Le Regard de Chambaz | Red Star Football Club

La 10ème chronique de l'écrivain en résidence

  Ne jamais crier victoire trop vite. Ne jamais vendre la peau de l'ours (avant de l'avoir tué, l'ours). Ne pas mettre la charrue avant les boeufs. Ne pas présager de l'avenir. Ne pas rêver qu' « on » allait gagner à Chambly. 

  Oui, je les ai souvent entendus ces conseils, mais franchement je n'ai pas vendu la peau de l'ours et j'ai quand même le droit de présager de l'avenir. Pour le reste, il faut bien reconnaître début décembre que le classement du National est extrêmement serré et que « nous » sommes toujours dans ce que les cyclistes nommeraient le peloton de tête. Après la quatorzième journée, trois points seulement – autrement dit une simple victoire – séparent le deuxième et le neuvième de ce classement. Rien à voir avec les saisons précédentes. La comparaison est édifiante (j'ai vérifié). Et l'optimisme (rai­sonné) peut rester de rigueur. 

  Début décembre, le climat est devenu enfin de saison, plus rigoureux – comme l'op­timisme. C'est là aussi que le « foot » devient une affaire sérieuse, passionnée, au­tant pour ceux qui y jouent que pour ceux qui regardent et supportent non seulement leur équipe mais le froid. Rude époque pour les gardiens – même pour Julien Darui.

  Elu meilleur gardien du siècle par L'Equipe – meilleur gardien français, je suppose, Darui est un gamin né au Luxembourg pendant la première guerre, vainqueur de la Coupe avec le Red Star pen­dant la seconde. Le petit luxembourgeois qui reste en des­sous d' 1 mètre 70 sous la toise est ainsi un des premiers naturalisés qui ont fait la gloire du football hexagonal. Il avait débuté à l'Olympique Charleville avec son com­père Helenio Her­rera le magi­cien qui l'accompagnera à Saint-Ouen et Arthur Rim­baud le voyant qui préféra vendre des armes et de l'or au Harrar et y perdit une jambe.
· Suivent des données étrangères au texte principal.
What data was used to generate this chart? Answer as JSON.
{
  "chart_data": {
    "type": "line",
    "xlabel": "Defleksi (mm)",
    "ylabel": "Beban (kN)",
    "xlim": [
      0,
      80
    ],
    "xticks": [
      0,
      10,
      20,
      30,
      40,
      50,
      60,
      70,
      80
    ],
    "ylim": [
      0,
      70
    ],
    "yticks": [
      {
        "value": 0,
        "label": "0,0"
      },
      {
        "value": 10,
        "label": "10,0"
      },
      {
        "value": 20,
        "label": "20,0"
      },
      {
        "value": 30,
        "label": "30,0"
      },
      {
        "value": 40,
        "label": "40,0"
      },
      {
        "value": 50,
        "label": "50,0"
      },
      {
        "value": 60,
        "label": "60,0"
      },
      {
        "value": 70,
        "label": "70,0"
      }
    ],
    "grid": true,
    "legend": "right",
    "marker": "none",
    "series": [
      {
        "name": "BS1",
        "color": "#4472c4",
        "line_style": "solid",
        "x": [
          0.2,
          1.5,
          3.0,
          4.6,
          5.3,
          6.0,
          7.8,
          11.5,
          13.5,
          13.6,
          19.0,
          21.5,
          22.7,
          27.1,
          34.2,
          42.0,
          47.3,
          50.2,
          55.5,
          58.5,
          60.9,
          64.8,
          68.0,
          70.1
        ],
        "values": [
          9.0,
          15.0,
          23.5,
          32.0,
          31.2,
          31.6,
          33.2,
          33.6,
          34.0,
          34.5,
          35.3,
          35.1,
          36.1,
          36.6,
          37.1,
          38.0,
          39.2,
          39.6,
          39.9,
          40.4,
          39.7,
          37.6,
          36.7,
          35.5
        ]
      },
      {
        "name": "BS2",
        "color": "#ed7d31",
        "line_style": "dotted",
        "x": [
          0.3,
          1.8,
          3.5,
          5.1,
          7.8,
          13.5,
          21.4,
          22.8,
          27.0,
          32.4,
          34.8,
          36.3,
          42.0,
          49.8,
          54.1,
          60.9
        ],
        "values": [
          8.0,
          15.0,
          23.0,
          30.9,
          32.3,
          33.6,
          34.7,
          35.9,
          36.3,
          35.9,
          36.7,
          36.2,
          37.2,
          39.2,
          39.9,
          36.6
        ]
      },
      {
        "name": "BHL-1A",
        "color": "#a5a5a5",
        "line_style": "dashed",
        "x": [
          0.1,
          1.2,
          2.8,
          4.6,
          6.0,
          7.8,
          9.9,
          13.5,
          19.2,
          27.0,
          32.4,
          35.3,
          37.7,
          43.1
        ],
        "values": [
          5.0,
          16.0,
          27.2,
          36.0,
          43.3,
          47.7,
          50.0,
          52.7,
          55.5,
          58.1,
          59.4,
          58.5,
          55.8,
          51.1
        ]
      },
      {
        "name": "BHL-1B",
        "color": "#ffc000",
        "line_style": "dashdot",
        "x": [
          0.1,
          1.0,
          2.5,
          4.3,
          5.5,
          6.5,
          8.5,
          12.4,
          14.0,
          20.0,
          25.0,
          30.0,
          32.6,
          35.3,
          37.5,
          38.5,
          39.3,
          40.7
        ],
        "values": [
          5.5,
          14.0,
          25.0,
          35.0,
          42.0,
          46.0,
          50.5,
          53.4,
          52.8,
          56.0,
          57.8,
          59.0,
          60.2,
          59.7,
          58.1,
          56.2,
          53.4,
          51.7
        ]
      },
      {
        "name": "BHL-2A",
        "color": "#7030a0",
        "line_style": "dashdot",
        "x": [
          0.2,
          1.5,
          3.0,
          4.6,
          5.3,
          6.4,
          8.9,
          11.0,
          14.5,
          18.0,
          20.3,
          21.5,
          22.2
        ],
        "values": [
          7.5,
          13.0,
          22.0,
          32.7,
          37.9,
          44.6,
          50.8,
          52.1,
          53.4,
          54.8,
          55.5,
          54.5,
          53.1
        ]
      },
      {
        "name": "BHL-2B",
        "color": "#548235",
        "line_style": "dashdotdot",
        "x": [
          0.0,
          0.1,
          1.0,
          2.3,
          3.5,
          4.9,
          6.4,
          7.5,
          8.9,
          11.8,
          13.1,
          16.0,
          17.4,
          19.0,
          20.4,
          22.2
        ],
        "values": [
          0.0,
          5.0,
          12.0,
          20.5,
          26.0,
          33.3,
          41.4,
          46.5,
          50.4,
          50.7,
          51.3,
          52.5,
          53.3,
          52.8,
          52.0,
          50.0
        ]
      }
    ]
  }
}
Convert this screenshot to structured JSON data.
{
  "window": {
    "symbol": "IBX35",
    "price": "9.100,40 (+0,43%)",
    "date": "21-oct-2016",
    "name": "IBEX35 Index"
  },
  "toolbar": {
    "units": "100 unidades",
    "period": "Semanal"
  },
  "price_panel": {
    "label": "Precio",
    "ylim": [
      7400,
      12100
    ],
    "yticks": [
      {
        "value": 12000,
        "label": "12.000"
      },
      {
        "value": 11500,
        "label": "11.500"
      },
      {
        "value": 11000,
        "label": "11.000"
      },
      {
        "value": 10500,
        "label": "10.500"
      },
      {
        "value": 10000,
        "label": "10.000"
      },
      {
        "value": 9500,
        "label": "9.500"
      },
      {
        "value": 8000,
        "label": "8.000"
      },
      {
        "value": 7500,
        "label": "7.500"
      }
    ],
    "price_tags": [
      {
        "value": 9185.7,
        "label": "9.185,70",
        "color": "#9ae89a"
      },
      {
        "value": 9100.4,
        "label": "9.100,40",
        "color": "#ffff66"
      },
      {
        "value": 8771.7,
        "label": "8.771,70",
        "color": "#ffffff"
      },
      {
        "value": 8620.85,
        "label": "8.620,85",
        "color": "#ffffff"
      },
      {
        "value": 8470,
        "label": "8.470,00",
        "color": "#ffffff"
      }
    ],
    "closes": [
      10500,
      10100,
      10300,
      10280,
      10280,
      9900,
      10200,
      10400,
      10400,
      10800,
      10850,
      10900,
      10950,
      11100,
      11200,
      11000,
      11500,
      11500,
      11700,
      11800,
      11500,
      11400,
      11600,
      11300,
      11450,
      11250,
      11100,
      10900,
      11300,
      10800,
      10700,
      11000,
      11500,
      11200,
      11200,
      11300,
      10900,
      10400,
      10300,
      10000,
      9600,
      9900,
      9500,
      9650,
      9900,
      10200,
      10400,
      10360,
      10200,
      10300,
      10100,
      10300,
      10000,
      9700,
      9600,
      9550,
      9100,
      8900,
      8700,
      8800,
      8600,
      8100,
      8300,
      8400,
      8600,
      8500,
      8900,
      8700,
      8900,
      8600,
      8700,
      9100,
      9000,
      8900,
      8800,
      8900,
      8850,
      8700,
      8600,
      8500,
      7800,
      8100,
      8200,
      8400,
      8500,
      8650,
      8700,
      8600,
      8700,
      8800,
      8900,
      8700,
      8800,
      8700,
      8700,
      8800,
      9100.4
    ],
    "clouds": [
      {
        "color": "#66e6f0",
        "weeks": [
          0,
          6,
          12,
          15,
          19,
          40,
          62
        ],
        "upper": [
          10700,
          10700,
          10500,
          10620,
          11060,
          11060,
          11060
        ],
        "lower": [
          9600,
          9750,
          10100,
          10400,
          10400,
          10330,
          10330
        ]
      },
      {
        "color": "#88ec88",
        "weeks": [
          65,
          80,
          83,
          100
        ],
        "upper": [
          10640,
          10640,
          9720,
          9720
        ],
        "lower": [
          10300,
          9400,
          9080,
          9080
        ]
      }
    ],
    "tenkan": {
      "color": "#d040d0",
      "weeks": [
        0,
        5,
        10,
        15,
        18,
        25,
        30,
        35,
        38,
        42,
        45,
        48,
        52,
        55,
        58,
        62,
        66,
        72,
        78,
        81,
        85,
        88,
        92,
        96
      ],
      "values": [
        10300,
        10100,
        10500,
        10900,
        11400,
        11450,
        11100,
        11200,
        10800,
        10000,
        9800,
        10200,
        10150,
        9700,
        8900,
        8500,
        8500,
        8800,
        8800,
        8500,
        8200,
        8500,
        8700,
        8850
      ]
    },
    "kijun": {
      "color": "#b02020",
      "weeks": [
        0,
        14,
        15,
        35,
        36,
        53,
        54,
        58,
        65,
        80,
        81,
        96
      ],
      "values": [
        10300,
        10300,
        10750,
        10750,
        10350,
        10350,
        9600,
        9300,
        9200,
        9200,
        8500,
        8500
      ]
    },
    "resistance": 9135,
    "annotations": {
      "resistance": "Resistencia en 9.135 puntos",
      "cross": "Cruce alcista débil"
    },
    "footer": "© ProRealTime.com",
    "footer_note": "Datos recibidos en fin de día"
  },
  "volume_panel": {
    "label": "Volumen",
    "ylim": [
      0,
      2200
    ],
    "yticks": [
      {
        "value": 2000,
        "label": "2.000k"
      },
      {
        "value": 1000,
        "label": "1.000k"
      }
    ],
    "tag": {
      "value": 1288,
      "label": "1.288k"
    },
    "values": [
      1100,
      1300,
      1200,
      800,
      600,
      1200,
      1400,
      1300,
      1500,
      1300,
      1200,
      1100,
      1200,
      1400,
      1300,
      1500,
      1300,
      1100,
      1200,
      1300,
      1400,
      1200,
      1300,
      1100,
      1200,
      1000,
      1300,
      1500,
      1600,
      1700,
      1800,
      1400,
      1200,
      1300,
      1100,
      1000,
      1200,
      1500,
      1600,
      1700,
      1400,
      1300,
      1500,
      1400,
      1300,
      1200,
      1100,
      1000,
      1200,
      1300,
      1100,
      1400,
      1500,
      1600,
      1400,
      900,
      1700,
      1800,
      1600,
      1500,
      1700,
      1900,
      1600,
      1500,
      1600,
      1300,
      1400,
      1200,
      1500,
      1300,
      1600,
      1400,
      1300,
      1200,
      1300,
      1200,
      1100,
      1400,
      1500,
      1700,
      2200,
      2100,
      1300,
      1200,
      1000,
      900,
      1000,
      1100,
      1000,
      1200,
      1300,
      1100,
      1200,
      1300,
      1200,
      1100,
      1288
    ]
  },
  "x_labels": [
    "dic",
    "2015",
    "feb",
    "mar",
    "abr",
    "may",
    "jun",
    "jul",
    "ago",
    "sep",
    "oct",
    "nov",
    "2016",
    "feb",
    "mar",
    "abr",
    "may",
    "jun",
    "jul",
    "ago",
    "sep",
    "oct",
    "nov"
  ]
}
Si le poète est res­té – à la façon d'un ailier – l'homme aux semelles de vent, Darui passe pour avoir été l'homme volant. 

  A part ses plongeons, Darui excellait dans les relances, au pied comme à la main. Et –lui – il finira bien sur ses deux jambes, mais engagé par le cirque Pinder, sur la piste sinon sur le sable, afin d'arrondir ses fins de mois et se constituer un pécule, applaudi par un public ravi de l'aubaine entre Monsieur Loyal, les clowns, les fauves et la grosse caisse, payé pour arrêter les pénaltys tirés par des complices. Il garde ces drôles de cages pendant une saison, en 1957, l'année où le gouvernement met en place les re­traites com­plémentaires et où son collègue Camus reçoit le prix Nobel. Puis il ouvre un débit de boissons dans la capitale du kir (un tiers de crème de cassis deux tiers de bourgogne aligoté d'après les mieux instruits). Il y demeure encore trente ans, restant finalement sur cette bonne vieille terre un an de moins que Chayri­guès, celui à qui il aura succé­dé dans les cages audoniennes et dont il se sera beau­coup inspiré.

  Et, j'oubliais, même s'il ne faut pas présager de l'avenir, la météorologie nationale annonce des risques de neige entre samedi et lundi à Forbach.